Early life and education
Meinrada Josefa Benziger was the seventh child of Karl Benziger and Anna Maria Meyer born in Einsiedeln, Switzerland. Her father was a politician and bookseller and, together with his brother Nikolaus Benziger, was a co-owner of the Benziger Verlag publishing house in Einsiedeln. After finishing her studies at Einsiedeln village schools, Meinrada received private education at home. From 1851 to 1853 she attended the boarding school of the Catholic female congregation of the Faithful Companions of Jesus in Carouge.
Personal life
In 1854, she married her first cousin, Nikolaus Benziger; they both belonged to "a cantonal elite." Nikolaus later served on the National Council and the Cantonal Council and the marriage kept the Benziger fortune intact. Altogether, her husband, three brothers Josef Karl Benziger, Martin Benziger and Joseph Nicholas Adelrich Benziger and two brothers-in-law worked with her in the family publishing house. Meinrada and Nikolaus had six children and, in time, their three sons joined them by working there.
Career
In the family business, Meinrada initially took on the accounting duties. Then, for almost 40 years, she managed the trade in Catholic devotional objects, an activity traditionally left in female hands at the family business, Benziger Verlag (a branch is now called RCL Benziger). She was also responsible for the production of rosaries, made by home workers called "Kettlerinnen." She worked with her husband on several business trips to Germany and France as the company expanded its range to Europe and the United States.

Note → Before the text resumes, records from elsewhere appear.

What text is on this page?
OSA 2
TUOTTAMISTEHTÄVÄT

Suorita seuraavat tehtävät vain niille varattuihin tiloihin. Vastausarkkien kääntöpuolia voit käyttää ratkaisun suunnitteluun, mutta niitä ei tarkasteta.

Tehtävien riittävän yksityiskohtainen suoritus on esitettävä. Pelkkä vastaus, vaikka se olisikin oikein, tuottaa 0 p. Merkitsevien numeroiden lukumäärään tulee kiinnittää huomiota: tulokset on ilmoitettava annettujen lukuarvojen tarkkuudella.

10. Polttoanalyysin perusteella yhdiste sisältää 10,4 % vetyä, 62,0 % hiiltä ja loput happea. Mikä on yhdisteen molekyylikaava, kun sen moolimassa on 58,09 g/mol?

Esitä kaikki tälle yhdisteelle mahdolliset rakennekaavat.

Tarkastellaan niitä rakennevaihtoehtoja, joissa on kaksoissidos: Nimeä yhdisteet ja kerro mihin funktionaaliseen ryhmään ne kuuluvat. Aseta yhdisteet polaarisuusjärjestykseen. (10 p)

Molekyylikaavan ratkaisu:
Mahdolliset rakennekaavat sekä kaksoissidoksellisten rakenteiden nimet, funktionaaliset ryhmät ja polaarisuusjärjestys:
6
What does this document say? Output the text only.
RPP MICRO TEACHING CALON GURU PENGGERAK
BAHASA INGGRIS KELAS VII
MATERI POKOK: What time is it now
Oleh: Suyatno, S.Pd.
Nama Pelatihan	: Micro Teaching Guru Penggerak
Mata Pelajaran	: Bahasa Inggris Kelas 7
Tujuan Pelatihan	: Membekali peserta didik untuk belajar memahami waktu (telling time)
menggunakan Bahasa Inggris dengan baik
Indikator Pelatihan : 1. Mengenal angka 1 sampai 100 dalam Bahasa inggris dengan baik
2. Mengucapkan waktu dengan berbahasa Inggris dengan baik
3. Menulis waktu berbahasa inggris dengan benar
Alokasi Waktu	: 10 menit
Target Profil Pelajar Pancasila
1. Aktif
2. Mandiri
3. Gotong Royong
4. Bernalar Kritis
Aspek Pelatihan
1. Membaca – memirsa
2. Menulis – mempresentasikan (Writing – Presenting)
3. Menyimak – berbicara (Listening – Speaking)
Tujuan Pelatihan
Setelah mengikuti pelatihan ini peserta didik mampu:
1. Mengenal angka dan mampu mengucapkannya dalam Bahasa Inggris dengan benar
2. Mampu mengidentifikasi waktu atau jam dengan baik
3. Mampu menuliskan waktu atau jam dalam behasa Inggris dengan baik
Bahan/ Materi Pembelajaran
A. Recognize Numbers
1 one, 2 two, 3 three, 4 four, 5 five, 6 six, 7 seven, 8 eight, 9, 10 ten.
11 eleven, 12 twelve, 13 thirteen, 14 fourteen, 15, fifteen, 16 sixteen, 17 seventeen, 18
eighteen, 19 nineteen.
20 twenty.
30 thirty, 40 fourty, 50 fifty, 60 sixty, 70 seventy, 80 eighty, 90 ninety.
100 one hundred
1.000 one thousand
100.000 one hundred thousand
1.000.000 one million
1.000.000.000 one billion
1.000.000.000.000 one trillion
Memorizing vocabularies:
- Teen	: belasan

Because of her husband's political positions, Benziger was called Mrs. National Councillor and later Mrs. Council of States by her contemporaries. She was also a benefactor of the poor. For more than 50 years, her philanthropy made her the leading figure in the local women's association, founded in 1846 by her older sister Katharina Steinauer-Benziger. Their organization, of which Meinrada was president from 1882, developed intense activities to aid the poor, care for the sick, train teachers and help women who could promote regional crafts and weave straw in Einsiedeln in the early 1850s.
She maintained extensive correspondence with family members and became a solid anchor in sometimes tense family relations. In 1886 and 1891 she traveled to the United States, where two of her sons and other relatives had set up subsidiaries of the publishing house in New York City and Cincinnati, Ohio.
She died in Einsiedeln on 29 November 1908, a few days after the death of her husband.